Charles Lamb gave the highest possible praise to his friend's Dramatic Sketches when he said that had he found them as anonymous manuscript in the Garrick Collection he would have had no hesitation about including them in his Dramatic Specimens. He was perhaps not an impartial critic. "Barry Cornwall's" songs have caught some notes from the Elizabethan and Cavalier lyrics, and blended them with others from the leading poets of his own time; and his dramatic fragments show a similar infusion of the early Victorian spirit into pre-Restoration forms and cadences.
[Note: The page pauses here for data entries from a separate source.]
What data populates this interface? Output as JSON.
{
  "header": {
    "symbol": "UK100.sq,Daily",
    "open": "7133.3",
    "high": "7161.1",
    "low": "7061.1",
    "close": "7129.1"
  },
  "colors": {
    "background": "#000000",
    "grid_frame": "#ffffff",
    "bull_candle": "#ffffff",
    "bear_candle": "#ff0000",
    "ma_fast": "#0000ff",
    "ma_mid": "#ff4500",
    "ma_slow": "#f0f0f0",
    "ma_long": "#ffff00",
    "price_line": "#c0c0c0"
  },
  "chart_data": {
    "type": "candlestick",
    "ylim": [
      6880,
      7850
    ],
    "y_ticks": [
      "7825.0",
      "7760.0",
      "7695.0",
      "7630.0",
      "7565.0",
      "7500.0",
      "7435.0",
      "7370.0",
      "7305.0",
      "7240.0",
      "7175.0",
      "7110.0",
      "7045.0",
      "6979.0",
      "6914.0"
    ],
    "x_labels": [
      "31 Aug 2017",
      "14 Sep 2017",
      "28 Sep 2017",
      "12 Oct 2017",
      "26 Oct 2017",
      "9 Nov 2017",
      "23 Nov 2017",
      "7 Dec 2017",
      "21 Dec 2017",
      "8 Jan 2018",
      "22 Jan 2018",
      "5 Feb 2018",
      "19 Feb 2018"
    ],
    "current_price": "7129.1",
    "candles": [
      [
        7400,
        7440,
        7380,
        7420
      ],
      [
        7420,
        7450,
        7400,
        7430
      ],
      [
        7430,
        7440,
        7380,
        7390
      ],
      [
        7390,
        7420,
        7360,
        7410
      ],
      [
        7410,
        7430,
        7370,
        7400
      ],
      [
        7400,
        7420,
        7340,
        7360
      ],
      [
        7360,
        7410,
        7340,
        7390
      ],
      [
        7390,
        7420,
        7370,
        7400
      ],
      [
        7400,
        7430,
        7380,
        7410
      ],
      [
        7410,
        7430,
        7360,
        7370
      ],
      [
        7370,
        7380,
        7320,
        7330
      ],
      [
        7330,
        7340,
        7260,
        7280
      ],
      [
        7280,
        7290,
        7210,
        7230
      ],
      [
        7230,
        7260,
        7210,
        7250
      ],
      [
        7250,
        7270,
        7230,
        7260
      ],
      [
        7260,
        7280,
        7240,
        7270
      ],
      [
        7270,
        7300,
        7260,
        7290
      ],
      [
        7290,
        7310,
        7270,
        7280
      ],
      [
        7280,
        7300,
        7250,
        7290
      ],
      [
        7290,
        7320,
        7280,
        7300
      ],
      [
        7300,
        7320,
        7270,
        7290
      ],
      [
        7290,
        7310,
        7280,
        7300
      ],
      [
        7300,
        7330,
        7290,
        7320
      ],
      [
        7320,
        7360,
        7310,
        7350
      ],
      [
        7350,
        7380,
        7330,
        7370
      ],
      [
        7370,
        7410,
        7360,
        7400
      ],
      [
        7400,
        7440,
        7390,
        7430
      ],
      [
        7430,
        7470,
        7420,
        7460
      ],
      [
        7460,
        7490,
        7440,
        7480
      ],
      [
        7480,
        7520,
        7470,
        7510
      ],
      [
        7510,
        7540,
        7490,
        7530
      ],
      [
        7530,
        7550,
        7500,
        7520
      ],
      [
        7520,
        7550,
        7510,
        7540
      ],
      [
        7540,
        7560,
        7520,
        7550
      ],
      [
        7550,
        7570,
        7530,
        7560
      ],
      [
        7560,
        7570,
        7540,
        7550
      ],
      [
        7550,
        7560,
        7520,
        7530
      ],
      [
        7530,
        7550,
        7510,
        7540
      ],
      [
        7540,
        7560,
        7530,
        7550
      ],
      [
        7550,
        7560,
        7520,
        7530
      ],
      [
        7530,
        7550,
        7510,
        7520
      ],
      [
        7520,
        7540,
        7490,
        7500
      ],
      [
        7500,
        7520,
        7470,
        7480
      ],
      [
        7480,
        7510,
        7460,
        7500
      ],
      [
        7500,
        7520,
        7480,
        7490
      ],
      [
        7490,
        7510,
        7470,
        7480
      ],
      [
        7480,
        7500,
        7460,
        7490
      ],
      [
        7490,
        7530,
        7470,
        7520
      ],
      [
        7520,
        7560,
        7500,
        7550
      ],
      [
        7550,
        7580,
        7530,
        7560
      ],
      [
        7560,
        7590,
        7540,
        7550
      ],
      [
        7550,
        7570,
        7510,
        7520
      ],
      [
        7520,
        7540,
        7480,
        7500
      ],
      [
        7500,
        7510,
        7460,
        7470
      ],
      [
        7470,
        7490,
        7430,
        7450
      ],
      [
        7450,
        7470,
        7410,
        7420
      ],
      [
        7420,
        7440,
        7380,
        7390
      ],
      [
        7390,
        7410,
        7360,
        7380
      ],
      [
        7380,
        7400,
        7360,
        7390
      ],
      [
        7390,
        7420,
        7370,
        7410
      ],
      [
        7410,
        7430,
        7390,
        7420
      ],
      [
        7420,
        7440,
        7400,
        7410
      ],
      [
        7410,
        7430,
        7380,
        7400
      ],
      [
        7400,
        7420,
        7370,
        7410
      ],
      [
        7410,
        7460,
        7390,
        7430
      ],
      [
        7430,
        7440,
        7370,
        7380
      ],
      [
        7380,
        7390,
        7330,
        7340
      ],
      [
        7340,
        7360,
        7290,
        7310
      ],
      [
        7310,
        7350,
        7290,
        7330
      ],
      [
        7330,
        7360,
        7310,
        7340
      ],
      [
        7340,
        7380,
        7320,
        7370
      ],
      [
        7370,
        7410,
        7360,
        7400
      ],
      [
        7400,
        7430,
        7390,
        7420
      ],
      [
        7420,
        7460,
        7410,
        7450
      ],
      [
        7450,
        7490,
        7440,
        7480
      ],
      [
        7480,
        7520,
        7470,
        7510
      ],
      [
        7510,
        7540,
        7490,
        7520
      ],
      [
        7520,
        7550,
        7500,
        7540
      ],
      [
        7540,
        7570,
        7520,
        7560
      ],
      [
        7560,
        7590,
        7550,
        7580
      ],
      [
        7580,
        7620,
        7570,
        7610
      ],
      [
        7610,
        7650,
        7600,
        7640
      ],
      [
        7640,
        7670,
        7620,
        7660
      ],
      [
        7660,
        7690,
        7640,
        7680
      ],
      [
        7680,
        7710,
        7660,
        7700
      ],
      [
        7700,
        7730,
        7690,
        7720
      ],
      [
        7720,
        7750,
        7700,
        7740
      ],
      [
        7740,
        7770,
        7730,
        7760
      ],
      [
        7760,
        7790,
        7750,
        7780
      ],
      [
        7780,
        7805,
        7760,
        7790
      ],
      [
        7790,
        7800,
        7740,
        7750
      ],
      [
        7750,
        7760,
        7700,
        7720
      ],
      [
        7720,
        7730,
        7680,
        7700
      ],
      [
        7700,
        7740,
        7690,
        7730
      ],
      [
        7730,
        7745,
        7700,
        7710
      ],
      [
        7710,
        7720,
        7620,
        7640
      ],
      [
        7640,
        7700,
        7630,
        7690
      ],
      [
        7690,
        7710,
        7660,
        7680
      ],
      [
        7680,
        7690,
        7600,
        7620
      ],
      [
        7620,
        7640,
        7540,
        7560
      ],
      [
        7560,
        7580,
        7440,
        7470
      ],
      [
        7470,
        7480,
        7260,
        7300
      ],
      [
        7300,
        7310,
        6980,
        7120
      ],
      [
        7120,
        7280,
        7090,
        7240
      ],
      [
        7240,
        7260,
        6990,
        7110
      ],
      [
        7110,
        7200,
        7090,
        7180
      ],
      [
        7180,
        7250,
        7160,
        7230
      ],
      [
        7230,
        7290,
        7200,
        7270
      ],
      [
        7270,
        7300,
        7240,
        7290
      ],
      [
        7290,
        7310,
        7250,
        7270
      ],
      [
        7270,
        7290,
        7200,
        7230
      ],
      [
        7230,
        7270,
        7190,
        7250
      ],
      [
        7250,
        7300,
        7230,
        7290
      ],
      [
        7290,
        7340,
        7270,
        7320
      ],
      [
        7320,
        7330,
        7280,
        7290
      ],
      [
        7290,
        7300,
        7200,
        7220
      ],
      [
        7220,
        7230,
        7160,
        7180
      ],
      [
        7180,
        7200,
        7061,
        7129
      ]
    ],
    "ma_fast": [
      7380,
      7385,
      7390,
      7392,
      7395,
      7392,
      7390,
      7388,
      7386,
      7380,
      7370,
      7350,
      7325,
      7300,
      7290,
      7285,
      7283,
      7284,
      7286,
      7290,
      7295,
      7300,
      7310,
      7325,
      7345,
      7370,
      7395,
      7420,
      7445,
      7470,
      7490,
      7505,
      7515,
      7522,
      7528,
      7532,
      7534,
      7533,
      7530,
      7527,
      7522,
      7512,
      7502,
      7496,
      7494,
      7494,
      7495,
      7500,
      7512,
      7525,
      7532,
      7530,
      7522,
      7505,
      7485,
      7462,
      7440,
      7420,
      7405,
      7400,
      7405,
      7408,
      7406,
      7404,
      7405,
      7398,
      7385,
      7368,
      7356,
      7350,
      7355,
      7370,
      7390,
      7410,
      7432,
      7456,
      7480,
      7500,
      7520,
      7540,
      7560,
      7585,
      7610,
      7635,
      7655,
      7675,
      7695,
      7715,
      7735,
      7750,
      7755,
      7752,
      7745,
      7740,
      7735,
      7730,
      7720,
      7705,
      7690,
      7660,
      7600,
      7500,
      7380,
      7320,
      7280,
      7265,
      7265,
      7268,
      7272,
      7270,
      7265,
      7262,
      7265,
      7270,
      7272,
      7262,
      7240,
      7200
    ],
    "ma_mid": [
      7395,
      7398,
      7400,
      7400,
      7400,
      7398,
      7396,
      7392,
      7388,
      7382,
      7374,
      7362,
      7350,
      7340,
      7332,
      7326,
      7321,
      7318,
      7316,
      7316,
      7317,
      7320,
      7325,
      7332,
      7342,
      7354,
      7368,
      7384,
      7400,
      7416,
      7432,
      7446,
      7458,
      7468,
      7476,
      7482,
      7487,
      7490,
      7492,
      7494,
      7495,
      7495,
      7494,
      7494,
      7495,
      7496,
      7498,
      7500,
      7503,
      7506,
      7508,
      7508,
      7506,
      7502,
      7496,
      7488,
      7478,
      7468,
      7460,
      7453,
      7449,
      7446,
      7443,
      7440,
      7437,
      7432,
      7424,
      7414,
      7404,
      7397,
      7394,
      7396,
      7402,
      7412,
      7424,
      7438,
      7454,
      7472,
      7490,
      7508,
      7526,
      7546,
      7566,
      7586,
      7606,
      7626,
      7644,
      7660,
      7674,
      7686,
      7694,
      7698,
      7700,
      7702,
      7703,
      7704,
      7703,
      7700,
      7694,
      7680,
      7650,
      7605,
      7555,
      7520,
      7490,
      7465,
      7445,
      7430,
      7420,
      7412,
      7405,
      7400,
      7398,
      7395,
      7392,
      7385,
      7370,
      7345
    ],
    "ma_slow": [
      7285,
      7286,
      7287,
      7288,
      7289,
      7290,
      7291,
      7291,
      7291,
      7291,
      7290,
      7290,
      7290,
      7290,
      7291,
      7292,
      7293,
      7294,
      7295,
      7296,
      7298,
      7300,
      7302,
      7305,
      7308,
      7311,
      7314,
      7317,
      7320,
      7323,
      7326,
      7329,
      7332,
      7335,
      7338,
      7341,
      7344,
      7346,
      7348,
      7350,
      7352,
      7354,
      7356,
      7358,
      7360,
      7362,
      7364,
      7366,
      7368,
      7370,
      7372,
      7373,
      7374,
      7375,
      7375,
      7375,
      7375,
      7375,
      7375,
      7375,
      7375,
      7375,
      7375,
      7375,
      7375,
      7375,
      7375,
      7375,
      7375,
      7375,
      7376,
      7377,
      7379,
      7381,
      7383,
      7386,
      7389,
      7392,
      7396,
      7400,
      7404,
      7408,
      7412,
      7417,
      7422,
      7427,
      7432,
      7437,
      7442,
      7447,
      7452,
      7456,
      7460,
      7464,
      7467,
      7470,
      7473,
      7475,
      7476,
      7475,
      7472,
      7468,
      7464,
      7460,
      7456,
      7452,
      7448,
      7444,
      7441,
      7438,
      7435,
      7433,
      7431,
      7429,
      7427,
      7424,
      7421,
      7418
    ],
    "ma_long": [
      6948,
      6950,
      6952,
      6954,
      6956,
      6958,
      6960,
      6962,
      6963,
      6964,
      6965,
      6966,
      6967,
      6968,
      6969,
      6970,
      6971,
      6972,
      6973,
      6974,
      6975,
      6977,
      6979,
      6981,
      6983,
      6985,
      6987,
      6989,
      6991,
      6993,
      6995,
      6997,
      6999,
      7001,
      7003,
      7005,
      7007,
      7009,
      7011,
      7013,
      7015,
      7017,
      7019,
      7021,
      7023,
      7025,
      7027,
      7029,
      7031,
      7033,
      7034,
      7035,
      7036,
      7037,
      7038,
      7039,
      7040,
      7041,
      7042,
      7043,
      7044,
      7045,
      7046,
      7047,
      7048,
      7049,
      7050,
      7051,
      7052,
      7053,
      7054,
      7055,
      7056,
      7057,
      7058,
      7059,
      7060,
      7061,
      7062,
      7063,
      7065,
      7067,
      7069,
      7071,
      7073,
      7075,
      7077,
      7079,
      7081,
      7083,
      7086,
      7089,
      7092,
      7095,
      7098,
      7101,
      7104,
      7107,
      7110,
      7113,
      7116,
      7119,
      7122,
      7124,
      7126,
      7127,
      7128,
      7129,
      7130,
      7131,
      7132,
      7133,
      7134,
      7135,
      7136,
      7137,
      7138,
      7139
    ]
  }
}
The results are varied, and lack unity, but they abound in pleasant touches, with here and there the flash of a higher, though casual, inspiration.

Rather unknown outside Britain in his times and largely considered to be imitator of greater romantic authors, Barry Cornwall however inspired Alexander Pushkin to some translations and imitations in 1830. Just hours before his last duel in 1837 Pushkin sent a collection by Cornwall to a fellow author, Mrs. Ishimova, suggesting that she should translate some poems selected by him.

William Makepeace Thackeray dedicated Vanity Fair to B. W. Procter. Wilkie Collins dedicated The Woman In White to B. W. Procter.

Thomas Hardy became acquainted with Procter's widow, their friendship is mentioned several times in The Early Life of Thomas Hardy (1840-1891).